El ensayo fue interrumpido anticipadamente por el comité de seguridad al constatar en el análisis provisional que no se producían cambios el resultado principal: los resultados del Core Battery en los pacientes con citicolina no difieren de los que reciben placebo (OR 0,98 [IC 95%, 0.83-1.15] ) ni de cualquiera de los tests que lo componen. Los resultados no cambian al analizarlos por la situación basal del paciente, por la gravedad de la lesión o restringidos a los sujetos que tomaron al menos el 75% de la medicación de estudio. Tampoco hubo diferencias significativas a 180 días después de la lesión.
 
No se observaron diferencias en cuanto a supervivencia entre los grupos ni en la tasa de eventos adversos.
 
Los autores concluyen que estos resultados ponen en cuestión el empleo de la citicolina en pacientes con TCE. El estudio ha sido financiado por el Instituto Nacional de Salud Infantil y Desarrollo Humano con la colaboración del Grupo Ferrer.
 

Citicolina no es eficaz en el ictus isquémico moderado-severo: estudio ICTUS


 
El estudio ICTUS (International Citicoline Trial on acUte Stroke), publicado en Lancet, no ha demostrado eficacia de la citicolina en el ictus isquémico moderado severo.
  
Se trata de un ensayo multicéntrico, aleatorizado, doble ciego y comparaba un tratamiento con citicolina iniciado en las primeras 24 horas tras un ictus isquémico frente a placebo. Se incluyeron 2298 pacientes con ictus moderado grave, de los que 1148 fueron tratados con citicolina y 1150 con placebo. Las dosis de citicolina administradas fueron de 1g cada 12 horas por vía intravenosa durante 3 días, seguido de dosis de 1g cada 12 horas por vía oral durante 6 semanas. 
  
Este estudio es el de mayor tamaño realizado hasta la fecha con citicolina.
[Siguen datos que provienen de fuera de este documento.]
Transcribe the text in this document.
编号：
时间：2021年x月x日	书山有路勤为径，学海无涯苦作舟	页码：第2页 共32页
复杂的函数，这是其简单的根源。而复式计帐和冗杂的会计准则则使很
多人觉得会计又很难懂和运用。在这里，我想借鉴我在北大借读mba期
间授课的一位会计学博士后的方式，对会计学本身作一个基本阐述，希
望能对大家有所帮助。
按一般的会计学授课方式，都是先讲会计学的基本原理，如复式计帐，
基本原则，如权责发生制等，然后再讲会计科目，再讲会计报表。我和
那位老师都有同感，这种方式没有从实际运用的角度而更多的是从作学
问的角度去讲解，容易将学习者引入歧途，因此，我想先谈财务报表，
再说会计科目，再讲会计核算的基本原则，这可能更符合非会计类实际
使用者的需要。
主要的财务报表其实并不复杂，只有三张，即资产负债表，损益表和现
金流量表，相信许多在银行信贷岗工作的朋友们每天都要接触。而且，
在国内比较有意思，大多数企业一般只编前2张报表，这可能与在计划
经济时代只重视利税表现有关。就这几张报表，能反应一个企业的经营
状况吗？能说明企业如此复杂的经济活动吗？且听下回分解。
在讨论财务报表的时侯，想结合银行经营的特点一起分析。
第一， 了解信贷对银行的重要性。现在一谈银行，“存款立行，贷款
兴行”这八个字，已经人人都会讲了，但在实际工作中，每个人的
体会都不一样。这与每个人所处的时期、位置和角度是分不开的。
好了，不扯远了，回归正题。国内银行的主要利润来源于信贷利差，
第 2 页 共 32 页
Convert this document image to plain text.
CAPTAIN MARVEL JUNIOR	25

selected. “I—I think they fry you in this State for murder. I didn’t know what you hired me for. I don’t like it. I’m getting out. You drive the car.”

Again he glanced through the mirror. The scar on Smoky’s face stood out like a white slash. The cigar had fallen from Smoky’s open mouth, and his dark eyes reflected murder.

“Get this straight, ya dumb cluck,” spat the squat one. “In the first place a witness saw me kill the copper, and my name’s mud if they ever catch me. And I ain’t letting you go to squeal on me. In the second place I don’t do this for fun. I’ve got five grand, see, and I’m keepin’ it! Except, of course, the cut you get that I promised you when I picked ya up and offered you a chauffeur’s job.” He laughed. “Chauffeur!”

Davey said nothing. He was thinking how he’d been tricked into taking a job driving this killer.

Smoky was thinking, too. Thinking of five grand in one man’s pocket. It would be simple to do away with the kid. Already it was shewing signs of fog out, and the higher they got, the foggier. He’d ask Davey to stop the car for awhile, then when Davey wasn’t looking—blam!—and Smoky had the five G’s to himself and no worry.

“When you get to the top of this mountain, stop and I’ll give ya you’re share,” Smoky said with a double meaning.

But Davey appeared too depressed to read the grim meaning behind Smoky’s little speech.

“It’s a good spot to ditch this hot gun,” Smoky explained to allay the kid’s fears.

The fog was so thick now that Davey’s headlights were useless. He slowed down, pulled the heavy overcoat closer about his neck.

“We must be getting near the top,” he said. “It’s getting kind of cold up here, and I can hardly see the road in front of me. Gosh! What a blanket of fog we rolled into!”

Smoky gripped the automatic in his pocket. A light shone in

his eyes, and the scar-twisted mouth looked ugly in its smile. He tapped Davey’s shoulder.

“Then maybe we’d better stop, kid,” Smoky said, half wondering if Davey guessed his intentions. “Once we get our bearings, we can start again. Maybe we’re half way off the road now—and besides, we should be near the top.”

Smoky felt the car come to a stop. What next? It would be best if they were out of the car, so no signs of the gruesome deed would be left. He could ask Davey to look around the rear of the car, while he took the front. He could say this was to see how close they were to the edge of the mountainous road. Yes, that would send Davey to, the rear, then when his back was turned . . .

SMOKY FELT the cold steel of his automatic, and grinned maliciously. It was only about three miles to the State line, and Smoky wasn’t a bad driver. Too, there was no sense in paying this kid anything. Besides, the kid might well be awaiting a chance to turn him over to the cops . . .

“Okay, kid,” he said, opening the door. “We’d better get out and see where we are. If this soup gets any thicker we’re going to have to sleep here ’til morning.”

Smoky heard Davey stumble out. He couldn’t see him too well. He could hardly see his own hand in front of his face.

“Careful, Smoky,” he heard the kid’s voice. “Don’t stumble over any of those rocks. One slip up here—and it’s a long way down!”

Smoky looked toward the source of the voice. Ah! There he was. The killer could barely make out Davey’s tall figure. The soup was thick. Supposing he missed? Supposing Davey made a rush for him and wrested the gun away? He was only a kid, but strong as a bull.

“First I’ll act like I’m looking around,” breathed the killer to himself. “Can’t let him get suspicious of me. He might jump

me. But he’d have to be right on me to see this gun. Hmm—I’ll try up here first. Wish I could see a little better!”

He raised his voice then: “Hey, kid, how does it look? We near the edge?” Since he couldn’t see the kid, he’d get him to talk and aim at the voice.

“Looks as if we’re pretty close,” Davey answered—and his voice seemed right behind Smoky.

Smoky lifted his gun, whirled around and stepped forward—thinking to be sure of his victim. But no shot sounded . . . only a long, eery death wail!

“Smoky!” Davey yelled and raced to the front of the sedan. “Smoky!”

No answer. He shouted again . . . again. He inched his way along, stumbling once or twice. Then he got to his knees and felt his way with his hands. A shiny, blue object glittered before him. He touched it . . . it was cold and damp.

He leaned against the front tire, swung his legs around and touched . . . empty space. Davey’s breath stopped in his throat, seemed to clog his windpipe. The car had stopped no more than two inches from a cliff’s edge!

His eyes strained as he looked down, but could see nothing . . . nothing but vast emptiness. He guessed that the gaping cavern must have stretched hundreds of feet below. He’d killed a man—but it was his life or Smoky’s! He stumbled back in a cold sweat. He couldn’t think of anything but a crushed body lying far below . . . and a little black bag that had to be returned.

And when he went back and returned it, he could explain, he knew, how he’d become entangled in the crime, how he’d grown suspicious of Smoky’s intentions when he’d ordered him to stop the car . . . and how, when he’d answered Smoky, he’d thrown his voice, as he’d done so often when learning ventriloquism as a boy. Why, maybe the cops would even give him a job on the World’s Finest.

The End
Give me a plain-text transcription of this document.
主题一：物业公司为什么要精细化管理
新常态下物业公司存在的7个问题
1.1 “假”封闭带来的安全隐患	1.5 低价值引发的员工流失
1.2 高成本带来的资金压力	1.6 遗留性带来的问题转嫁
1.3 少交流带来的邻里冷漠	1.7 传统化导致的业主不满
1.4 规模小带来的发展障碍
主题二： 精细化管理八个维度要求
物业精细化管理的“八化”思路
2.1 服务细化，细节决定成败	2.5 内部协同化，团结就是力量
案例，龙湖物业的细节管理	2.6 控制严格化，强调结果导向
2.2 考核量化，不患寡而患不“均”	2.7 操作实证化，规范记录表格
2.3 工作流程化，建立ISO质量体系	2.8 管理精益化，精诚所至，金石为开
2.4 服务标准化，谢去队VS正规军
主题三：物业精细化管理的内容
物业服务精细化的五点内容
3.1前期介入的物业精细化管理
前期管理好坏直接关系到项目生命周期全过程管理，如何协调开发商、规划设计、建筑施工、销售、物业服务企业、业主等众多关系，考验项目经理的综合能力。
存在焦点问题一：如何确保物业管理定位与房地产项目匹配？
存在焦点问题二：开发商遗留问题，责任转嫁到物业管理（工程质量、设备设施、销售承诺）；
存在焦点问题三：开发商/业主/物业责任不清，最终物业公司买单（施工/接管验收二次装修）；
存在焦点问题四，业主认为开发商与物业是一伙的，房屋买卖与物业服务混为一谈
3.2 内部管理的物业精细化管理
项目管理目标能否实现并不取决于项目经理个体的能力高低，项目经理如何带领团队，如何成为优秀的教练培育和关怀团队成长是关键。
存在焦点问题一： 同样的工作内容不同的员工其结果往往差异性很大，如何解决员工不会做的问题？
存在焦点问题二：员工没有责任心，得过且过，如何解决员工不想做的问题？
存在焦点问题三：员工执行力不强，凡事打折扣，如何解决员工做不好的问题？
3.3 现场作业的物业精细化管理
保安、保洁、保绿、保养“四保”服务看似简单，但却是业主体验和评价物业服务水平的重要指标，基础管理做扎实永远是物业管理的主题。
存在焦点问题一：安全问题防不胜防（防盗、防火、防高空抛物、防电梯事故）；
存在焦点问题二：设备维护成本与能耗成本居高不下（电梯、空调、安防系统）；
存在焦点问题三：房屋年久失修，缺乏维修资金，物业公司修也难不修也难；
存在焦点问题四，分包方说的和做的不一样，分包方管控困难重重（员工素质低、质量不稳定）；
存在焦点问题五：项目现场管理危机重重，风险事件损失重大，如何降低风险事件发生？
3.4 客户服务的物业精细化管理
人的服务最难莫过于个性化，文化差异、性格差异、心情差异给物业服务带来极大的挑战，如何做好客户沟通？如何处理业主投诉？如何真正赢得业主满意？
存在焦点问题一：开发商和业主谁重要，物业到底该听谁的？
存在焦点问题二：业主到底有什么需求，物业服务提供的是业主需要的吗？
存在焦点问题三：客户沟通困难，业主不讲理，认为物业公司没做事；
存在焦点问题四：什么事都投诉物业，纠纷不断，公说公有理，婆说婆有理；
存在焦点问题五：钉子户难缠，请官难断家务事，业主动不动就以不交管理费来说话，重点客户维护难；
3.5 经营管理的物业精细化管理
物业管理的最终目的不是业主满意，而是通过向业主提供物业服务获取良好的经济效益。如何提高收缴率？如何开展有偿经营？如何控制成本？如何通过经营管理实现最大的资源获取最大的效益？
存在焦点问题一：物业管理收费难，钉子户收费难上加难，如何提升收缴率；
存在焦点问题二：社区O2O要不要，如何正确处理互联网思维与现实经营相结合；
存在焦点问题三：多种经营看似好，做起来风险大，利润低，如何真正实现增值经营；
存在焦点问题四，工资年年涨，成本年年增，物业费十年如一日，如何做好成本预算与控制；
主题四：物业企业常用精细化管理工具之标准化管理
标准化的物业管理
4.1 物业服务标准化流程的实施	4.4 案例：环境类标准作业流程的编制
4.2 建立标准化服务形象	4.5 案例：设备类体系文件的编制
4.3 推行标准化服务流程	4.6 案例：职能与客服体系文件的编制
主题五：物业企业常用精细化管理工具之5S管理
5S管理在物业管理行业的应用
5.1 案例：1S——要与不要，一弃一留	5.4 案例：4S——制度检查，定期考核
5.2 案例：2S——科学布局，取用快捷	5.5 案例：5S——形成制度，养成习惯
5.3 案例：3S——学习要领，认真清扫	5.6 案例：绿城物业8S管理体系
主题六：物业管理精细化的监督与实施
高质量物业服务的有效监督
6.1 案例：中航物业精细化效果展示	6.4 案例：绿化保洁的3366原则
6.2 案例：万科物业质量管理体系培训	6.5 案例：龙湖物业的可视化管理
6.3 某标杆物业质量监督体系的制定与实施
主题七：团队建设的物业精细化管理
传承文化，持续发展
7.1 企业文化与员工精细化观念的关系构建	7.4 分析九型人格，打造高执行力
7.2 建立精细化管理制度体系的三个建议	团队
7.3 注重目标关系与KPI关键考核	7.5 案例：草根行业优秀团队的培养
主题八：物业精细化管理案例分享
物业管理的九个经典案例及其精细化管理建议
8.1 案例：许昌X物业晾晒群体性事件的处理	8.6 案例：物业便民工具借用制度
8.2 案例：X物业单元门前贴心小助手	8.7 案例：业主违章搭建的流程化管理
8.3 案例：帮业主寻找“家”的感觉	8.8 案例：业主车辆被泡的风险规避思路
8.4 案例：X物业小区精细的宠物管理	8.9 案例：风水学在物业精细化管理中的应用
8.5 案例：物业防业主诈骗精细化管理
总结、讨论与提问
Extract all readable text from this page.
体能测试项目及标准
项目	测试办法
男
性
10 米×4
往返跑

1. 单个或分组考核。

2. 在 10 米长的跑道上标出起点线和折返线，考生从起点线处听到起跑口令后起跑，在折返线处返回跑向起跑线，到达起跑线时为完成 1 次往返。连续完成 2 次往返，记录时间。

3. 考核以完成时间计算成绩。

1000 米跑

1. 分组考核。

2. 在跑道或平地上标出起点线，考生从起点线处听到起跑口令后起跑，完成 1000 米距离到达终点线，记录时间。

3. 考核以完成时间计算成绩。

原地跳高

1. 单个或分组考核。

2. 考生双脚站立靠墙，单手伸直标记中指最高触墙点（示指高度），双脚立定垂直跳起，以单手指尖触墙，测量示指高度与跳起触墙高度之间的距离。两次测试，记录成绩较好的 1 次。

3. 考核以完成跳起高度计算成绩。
 El estudio trataba de confirmar los resultados de un análisis previo de datos acumulados (Stroke 2002; 33: 2850-7) donde dosis de 2000 mg durante 6 semanas se asociaron a una recuperación completa a los 3 meses, siendo necesario un nuevo ensayo que confirmara estos resultados.  
  
El objetivo principal fue determinar la recuperación a los tres meses, medida mediante una combinación de tres escalas utilizadas para la valoración del ictus; índice de Barthel (≤1), escala de ictus NIHSS (≤1) y escala de Rankin modificada (≥95). Como objetivos secundarios se analizaron cada escala de valoración por separado y variables de seguridad que incluyeron mortalidad y efectos adversos graves. 
 
  
Los resultados no muestran diferencias ni en el objetivo principal de recuperación (OR 1.03; IC95% 0.86-1.25, p=0.364). Tampoco en los objetivos secundarios de mortalidad (citicolina 19% vs. placebo 21% p=0.31) ni en los efectos adversos graves (ver apendice complementario).
 Los autores realizaron un análisis conjunto del estudio ICTUS con los 5 ensayos previos y de menor número de pacientes, y no encontró beneficios convincentes para la terapia con citicolina. 
  
Concluyen que citicolina no es eficaz en el tratamiento del ictus isquémico moderado severo
  
En el comentario de Lancet que acompaña al estudio se sugiere una actualización de las guías clínicas de tratamiento del ictus isquémico.